Un rêve abouti (On ne rate pas sa vie 04)

En effet, ma mère s’endormit, comme si le fait de savoir son mari près d’elle l’eut apaisée, rassurée. Ce n’est pas que mon père ait été d’un grand secours dans les différentes étapes qui avaient jalonné sa grossesse, mais sa présence, son humeur égale, cette douceur qui, malgré le dur labeur de son quotidien, émanait de sa personne, suffisait à lui donner espoir, à lui faire croire, encore et toujours, que le meilleur était au-devant d’eux. Elle s’endormit, donc, la fatigue se révélant parfois plus forte que la douleur. Et sans doute se mit-elle à rêver à cet enfant à naître car, un peu plus tard, quand je serai devenu un petit garçon, elle me dira souvent, le sourire en coin : « Toi, tu es un rêve abouti ». Enfant, je ne saisissais pas exactement le sens de ces paroles mais, vers la fin de mon adolescence, je compris que, en s’endormant cette nuit-là, ma mère m’avait rêvé avant de me mettre au monde ; de sorte que moi, qui n’étais qu’une petite boule de chair hurlante de vie, je devins soudain le résultat de son rêve le plus intime. Et ces paroles revenaient à me faire, pour ma mère, à chaque fois qu’elle les prononçait, une formidable déclaration d’amour.

Certes, il est réconfortant de penser que ma naissance ait été ardemment désirée par ma mère. Mais c’est aussi terriblement engageant parce que, dans ces conditions, je ne pouvais plus disposer de ma vie comme je l’entendais. Le suicide, par exemple, m’était totalement interdit, car la seule évocation de la souffrance qu’il aurait pu lui causer suffisait à m’en dissuader à tout jamais. En revanche, il m’est agréable de penser que, avant même ma propre naissance, j’étais déjà né dans l’esprit de mère et que, d’une certaine façon, je suis davantage le résultat de cet esprit que de l’acte biologique au cours duquel elle aurait été fécondée par mon père. Quand on envisage les choses sous cet angle, on comprend mieux comment les hommes ont pu donner naissance au mythe de la vierge Marie enfanté par l’Esprit saint…
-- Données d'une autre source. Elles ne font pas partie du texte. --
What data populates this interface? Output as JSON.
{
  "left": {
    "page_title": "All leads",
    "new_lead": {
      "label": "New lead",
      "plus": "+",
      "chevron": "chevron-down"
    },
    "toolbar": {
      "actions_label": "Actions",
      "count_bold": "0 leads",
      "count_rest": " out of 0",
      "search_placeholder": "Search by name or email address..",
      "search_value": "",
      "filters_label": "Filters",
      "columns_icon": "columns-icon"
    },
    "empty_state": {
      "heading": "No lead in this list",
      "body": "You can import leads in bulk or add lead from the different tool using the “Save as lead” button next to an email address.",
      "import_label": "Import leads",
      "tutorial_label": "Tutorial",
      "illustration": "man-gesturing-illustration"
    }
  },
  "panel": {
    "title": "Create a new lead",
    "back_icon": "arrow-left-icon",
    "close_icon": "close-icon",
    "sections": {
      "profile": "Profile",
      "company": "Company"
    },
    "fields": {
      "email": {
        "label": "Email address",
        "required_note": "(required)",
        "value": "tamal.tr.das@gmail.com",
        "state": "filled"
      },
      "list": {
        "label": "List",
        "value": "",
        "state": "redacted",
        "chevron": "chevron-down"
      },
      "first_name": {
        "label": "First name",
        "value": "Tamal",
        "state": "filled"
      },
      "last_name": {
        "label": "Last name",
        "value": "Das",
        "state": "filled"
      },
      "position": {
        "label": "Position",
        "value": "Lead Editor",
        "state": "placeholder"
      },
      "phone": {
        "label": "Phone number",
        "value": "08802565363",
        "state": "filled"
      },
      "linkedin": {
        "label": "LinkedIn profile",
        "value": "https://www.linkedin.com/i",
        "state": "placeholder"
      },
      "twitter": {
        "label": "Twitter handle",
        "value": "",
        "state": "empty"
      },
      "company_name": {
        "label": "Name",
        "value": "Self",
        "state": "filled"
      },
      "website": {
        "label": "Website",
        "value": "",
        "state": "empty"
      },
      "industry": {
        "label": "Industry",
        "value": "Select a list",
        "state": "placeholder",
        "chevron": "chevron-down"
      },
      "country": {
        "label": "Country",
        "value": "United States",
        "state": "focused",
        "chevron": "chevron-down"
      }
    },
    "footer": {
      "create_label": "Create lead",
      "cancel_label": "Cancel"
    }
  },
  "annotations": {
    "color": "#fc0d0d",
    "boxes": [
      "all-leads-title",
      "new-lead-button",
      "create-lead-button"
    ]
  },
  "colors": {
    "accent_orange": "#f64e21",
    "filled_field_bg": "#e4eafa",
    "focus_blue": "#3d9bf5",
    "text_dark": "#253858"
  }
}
Mon père, de son côté, s’était endormi sur la chaise en bois de chêne de la salle d’attente. Je ne sais pas – et je ne saurai jamais puisqu’il est décédé depuis longtemps déjà – ce qu’il attendait de ma naissance, mais j’ai la certitude qu’il ne m’a pas rêvé comme je me plais à l’imaginer pour ma mère. Cela ne signifie pas pour autant qu’il n’était pas heureux que je vienne au monde. Simplement, il n’a pas choisi de devenir le père d’un premier, d’un deuxième, puis d’un troisième garçon qui naîtra deux ans plus tard au cours de l’hiver 1959 et, enfin, d’une petite fille quatre ans plus tard. Non, mon père n’a jamais choisi quoi que ce soit, ni son mariage, ni sa paternité. Les choses, les événements sont venus à lui sans qu’il s’en soit vraiment rendu compte. Toutefois, il a assumé, assuré, notamment en travaillant aussi fort qu’il le pouvait pour éviter à tout prix que l’histoire ne se répète, que ses enfants ne vivent ce que, lui, il a vécu. Mais de cela je parlerai beaucoup plus loin dans ce récit.

Plus tard, vers deux heures du matin, mon oncle Gérard vint rejoindre mon père dans la salle d’attente de l’hôpital. En voyant dans quel état ce dernier se trouvait, il lui dit :

« Veux-tu que je t’emmène à la maison pour que tu puisses te changer ?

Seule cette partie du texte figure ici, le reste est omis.